Conversations about how to accomplish our goals in the sciences have in some sense gone on here for decades. Serious work toward them began in the late 1990s during the Virginia 2020 planning process. Among other priorities, VA2020 defined the current multi-school initiatives in nanoscale technologies, morphogenesis, and digital technologies. Since about 1998, we have explored constructing adaptive research and technology buildings—structures designed to change as science needs change. We received state authorization to begin planning one (MR6) in 1999. We began planning 480 Ray C. Hunt Drive as a flexible research building in 2002. In 2004, the Board launched a program to attract world-class or "star" scientists to distinguish U.Va. in the sciences and to accelerate achievement in our science programs.
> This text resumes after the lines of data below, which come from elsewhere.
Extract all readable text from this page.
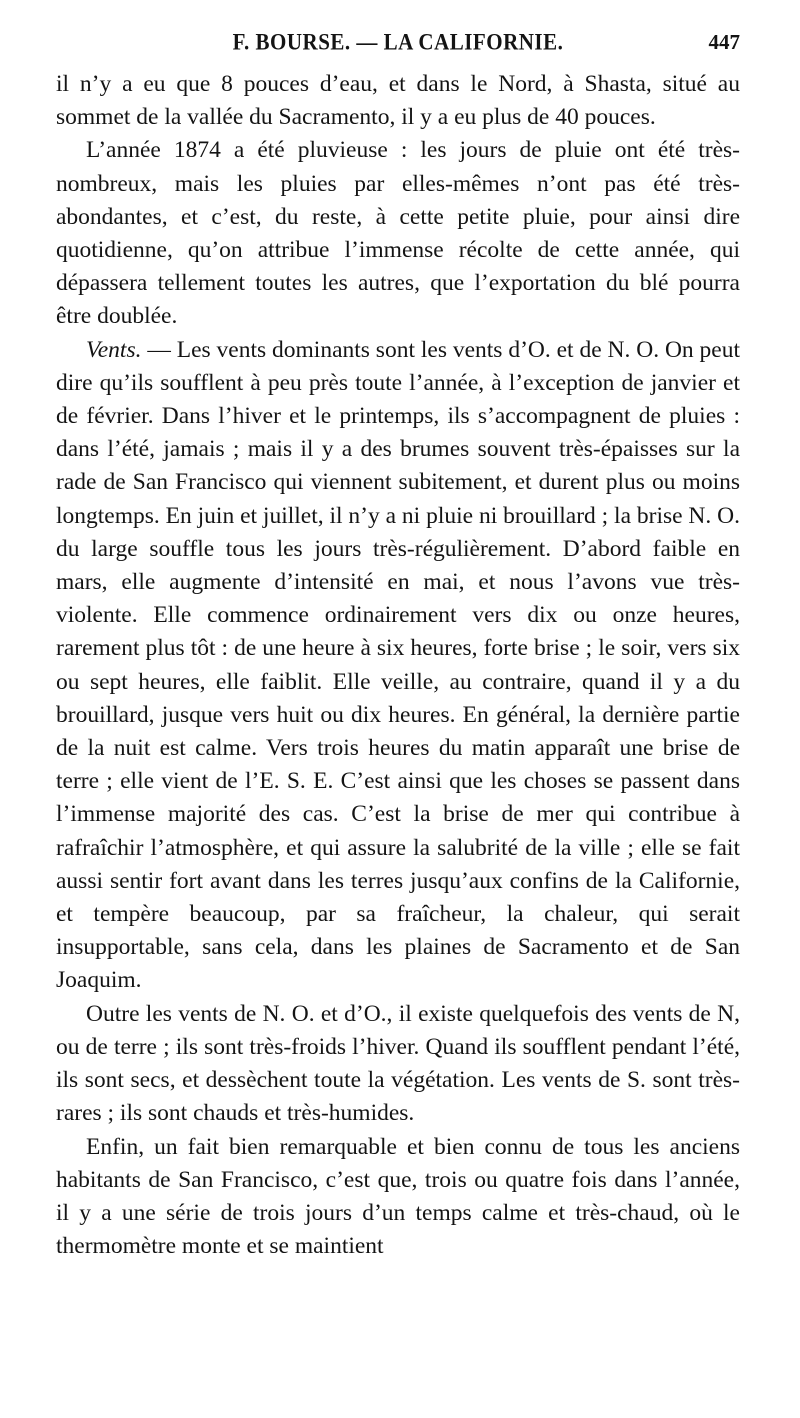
F. BOURSE. — LA CALIFORNIE.	447

il n’y a eu que 8 pouces d’eau, et dans le Nord, à Shasta, situé au sommet de la vallée du Sacramento, il y a eu plus de 40 pouces.

L’année 1874 a été pluvieuse : les jours de pluie ont été très-nombreux, mais les pluies par elles-mêmes n’ont pas été très-abondantes, et c’est, du reste, à cette petite pluie, pour ainsi dire quotidienne, qu’on attribue l’immense récolte de cette année, qui dépassera tellement toutes les autres, que l’exportation du blé pourra être doublée.

Vents. — Les vents dominants sont les vents d’O. et de N. O. On peut dire qu’ils soufflent à peu près toute l’année, à l’exception de janvier et de février. Dans l’hiver et le printemps, ils s’accompagnent de pluies : dans l’été, jamais ; mais il y a des brumes souvent très-épaisses sur la rade de San Francisco qui viennent subitement, et durent plus ou moins longtemps. En juin et juillet, il n’y a ni pluie ni brouillard ; la brise N. O. du large souffle tous les jours très-régulièrement. D’abord faible en mars, elle augmente d’intensité en mai, et nous l’avons vue très-violente. Elle commence ordinairement vers dix ou onze heures, rarement plus tôt : de une heure à six heures, forte brise ; le soir, vers six ou sept heures, elle faiblit. Elle veille, au contraire, quand il y a du brouillard, jusque vers huit ou dix heures. En général, la dernière partie de la nuit est calme. Vers trois heures du matin apparaît une brise de terre ; elle vient de l’E. S. E. C’est ainsi que les choses se passent dans l’immense majorité des cas. C’est la brise de mer qui contribue à rafraîchir l’atmosphère, et qui assure la salubrité de la ville ; elle se fait aussi sentir fort avant dans les terres jusqu’aux confins de la Californie, et tempère beaucoup, par sa fraîcheur, la chaleur, qui serait insupportable, sans cela, dans les plaines de Sacramento et de San Joaquim.

Outre les vents de N. O. et d’O., il existe quelquefois des vents de N, ou de terre ; ils sont très-froids l’hiver. Quand ils soufflent pendant l’été, ils sont secs, et dessèchent toute la végétation. Les vents de S. sont très-rares ; ils sont chauds et très-humides.

Enfin, un fait bien remarquable et bien connu de tous les anciens habitants de San Francisco, c’est que, trois ou quatre fois dans l’année, il y a une série de trois jours d’un temps calme et très-chaud, où le thermomètre monte et se maintient
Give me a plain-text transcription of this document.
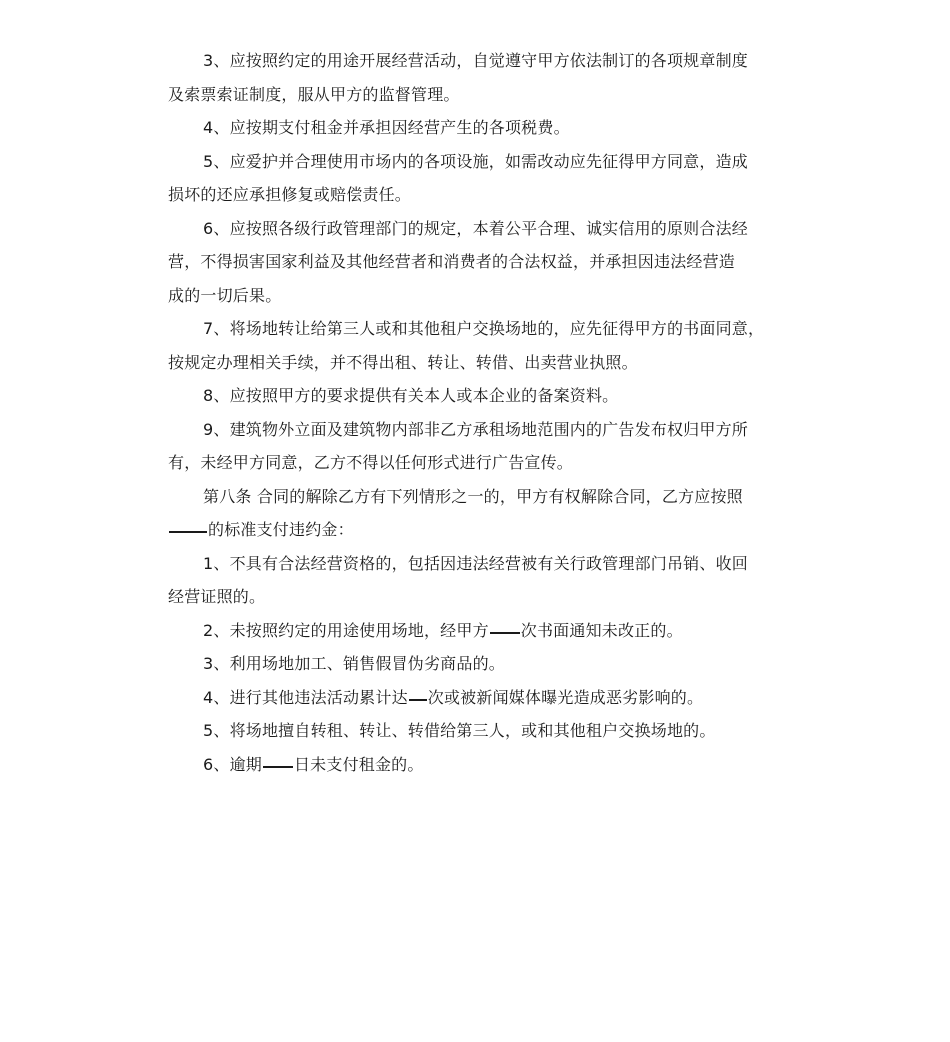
3、应按照约定的用途开展经营活动，自觉遵守甲方依法制订的各项规章制度
及索票索证制度，服从甲方的监督管理。
4、应按期支付租金并承担因经营产生的各项税费。
5、应爱护并合理使用市场内的各项设施，如需改动应先征得甲方同意，造成
损坏的还应承担修复或赔偿责任。
6、应按照各级行政管理部门的规定，本着公平合理、诚实信用的原则合法经
营，不得损害国家利益及其他经营者和消费者的合法权益，并承担因违法经营造
成的一切后果。
7、将场地转让给第三人或和其他租户交换场地的，应先征得甲方的书面同意，
按规定办理相关手续，并不得出租、转让、转借、出卖营业执照。
8、应按照甲方的要求提供有关本人或本企业的备案资料。
9、建筑物外立面及建筑物内部非乙方承租场地范围内的广告发布权归甲方所
有，未经甲方同意，乙方不得以任何形式进行广告宣传。
第八条 合同的解除乙方有下列情形之一的，甲方有权解除合同，乙方应按照
的标准支付违约金：
1、不具有合法经营资格的，包括因违法经营被有关行政管理部门吊销、收回
经营证照的。
2、未按照约定的用途使用场地，经甲方 次书面通知未改正的。
3、利用场地加工、销售假冒伪劣商品的。
4、进行其他违法活动累计达 次或被新闻媒体曝光造成恶劣影响的。
5、将场地擅自转租、转让、转借给第三人，或和其他租户交换场地的。
6、逾期 日未支付租金的。
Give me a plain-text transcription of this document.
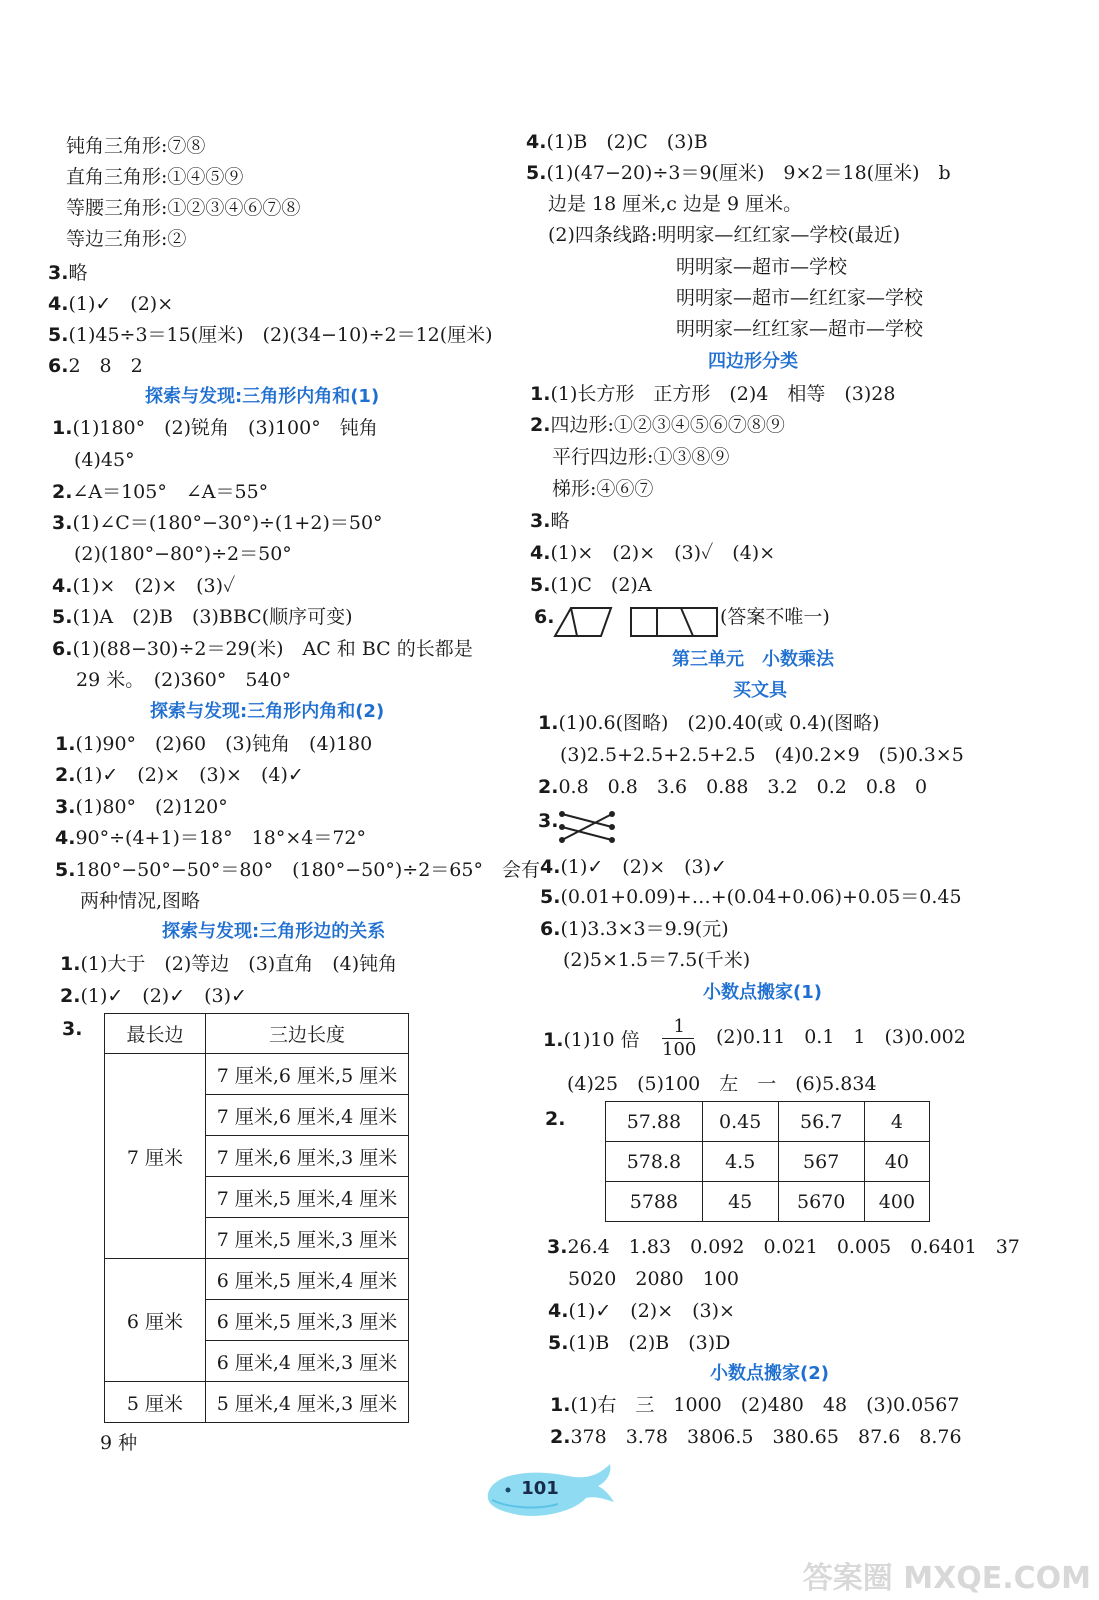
钝角三角形:⑦⑧
直角三角形:①④⑤⑨
等腰三角形:①②③④⑥⑦⑧
等边三角形:②
3.略
4.(1)✓　(2)×
5.(1)45÷3＝15(厘米)　(2)(34−10)÷2＝12(厘米)
6.2　8　2
探索与发现:三角形内角和(1)
1.(1)180°　(2)锐角　(3)100°　钝角
(4)45°
2.∠A＝105°　∠A＝55°
3.(1)∠C＝(180°−30°)÷(1+2)＝50°
(2)(180°−80°)÷2＝50°
4.(1)×　(2)×　(3)✓
5.(1)A　(2)B　(3)BBC(顺序可变)
6.(1)(88−30)÷2＝29(米)　AC 和 BC 的长都是
29 米。　(2)360°　540°
探索与发现:三角形内角和(2)
1.(1)90°　(2)60　(3)钝角　(4)180
2.(1)✓　(2)×　(3)×　(4)✓
3.(1)80°　(2)120°
4.90°÷(4+1)＝18°　18°×4＝72°
5.180°−50°−50°＝80°　(180°−50°)÷2＝65°　会有
两种情况,图略
探索与发现:三角形边的关系
1.(1)大于　(2)等边　(3)直角　(4)钝角
2.(1)✓　(2)✓　(3)✓
3. 最长边	三边长度
7 厘米	7 厘米,6 厘米,5 厘米
	7 厘米,6 厘米,4 厘米
	7 厘米,6 厘米,3 厘米
	7 厘米,5 厘米,4 厘米
	7 厘米,5 厘米,3 厘米
6 厘米	6 厘米,5 厘米,4 厘米
	6 厘米,5 厘米,3 厘米
	6 厘米,4 厘米,3 厘米
5 厘米	5 厘米,4 厘米,3 厘米
9 种
4.(1)B　(2)C　(3)B
5.(1)(47−20)÷3＝9(厘米)　9×2＝18(厘米)　b
边是 18 厘米,c 边是 9 厘米。
(2)四条线路:明明家—红红家—学校(最近)
明明家—超市—学校
明明家—超市—红红家—学校
明明家—红红家—超市—学校
四边形分类
1.(1)长方形　正方形　(2)4　相等　(3)28
2.四边形:①②③④⑤⑥⑦⑧⑨
平行四边形:①③⑧⑨
梯形:④⑥⑦
3.略
4.(1)×　(2)×　(3)✓　(4)×
5.(1)C　(2)A
6.	(答案不唯一)
第三单元　小数乘法
买文具
1.(1)0.6(图略)　(2)0.40(或 0.4)(图略)
(3)2.5+2.5+2.5+2.5　(4)0.2×9　(5)0.3×5
2.0.8　0.8　3.6　0.88　3.2　0.2　0.8　0
3.
4.(1)✓　(2)×　(3)✓
5.(0.01+0.09)+…+(0.04+0.06)+0.05＝0.45
6.(1)3.3×3＝9.9(元)
(2)5×1.5＝7.5(千米)
小数点搬家(1)
1.(1)10 倍
1
100
(2)0.11　0.1　1　(3)0.002
(4)25　(5)100　左　一　(6)5.834
2.	57.88	0.45	56.7	4
578.8	4.5	567	40
5788	45	5670	400
3.26.4　1.83　0.092　0.021　0.005　0.6401　37
5020　2080　100
4.(1)✓　(2)×　(3)×
5.(1)B　(2)B　(3)D
小数点搬家(2)
1.(1)右　三　1000　(2)480　48　(3)0.0567
2.378　3.78　3806.5　380.65　87.6　8.76
101
答案圈 MXQE.COM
These two initiatives—hiring and cultivating extraordinary scientists, and providing efficient research buildings when they are needed—are the core elements of our plan to build excellence in the sciences. The "star" hires strategy (i.e., hiring members of the national academies or comparably distinguished scientists) has produced better than solid results. With special funding from the Board, we have attracted six extraordinary scientists, each of whom enriches the academic enterprise significantly. At the same time, cultivating future stars within the faculty and among graduate students remains a similar priority.
Joseph Campbell (Engineering) works in integrated optics. Among other things, he seeks efficient ways to transfer data over fiber-optic networks for telephones, advances in night-vision technology, and development of tiny biological sensors to monitor the presence of bioterrorism substances such as anthrax. Stephen Rich in Public Health Sciences (Medicine) studies, among other topics, genetic predispositions to diabetes and its complications, with the ultimate purpose of preventing the disease. John Yates in Chemistry (College and Graduate School) is one of the top surface chemists in the world. He studies global warming, solar cells, and chemical detectors. Mark Yeager in Physiology (Medicine) studies the structural biology of membrane proteins with the goal of enabling researchers to see the structure of cell membranes and to develop drugs to fit specific structures. Bernard and Christine Thisse in Cell Biology (Medicine), developmental biologists and geneticists who pioneered analysis of the genome of the zebrafish, apply their earlier work to understanding human birth defects, the formation of organs, and regenerative medicine.
These recent hires are stars by any standard. Professors Campbell, Rich, Yeager, Yates, and the Thisses have relocated research groups and laboratories as they came here, or are doing that now. Together, they will bring some $40 million in research funding during the next three years.
Our new provost, Dr. Tim Garson, co-chairs with Leonard Sandridge the Commission on the Future of the University, charged with proposing directions for the next decade and beyond. It should come as no surprise that, among other recommendations, the Commission identifies science and technology as critical areas for building strength and further distinguishing U.Va. We work toward excellence in all that we do. In these uncommonly expensive and important fields, we are determined to push forward the frontiers of knowledge that contributes to Virginia's and the nation's vitality, to use scarce resources efficiently, and to adopt best practices from elsewhere. This is a time to imagine and build a university that addresses "all the useful sciences" for our time and for the future. The work and the possibilities inspire awe.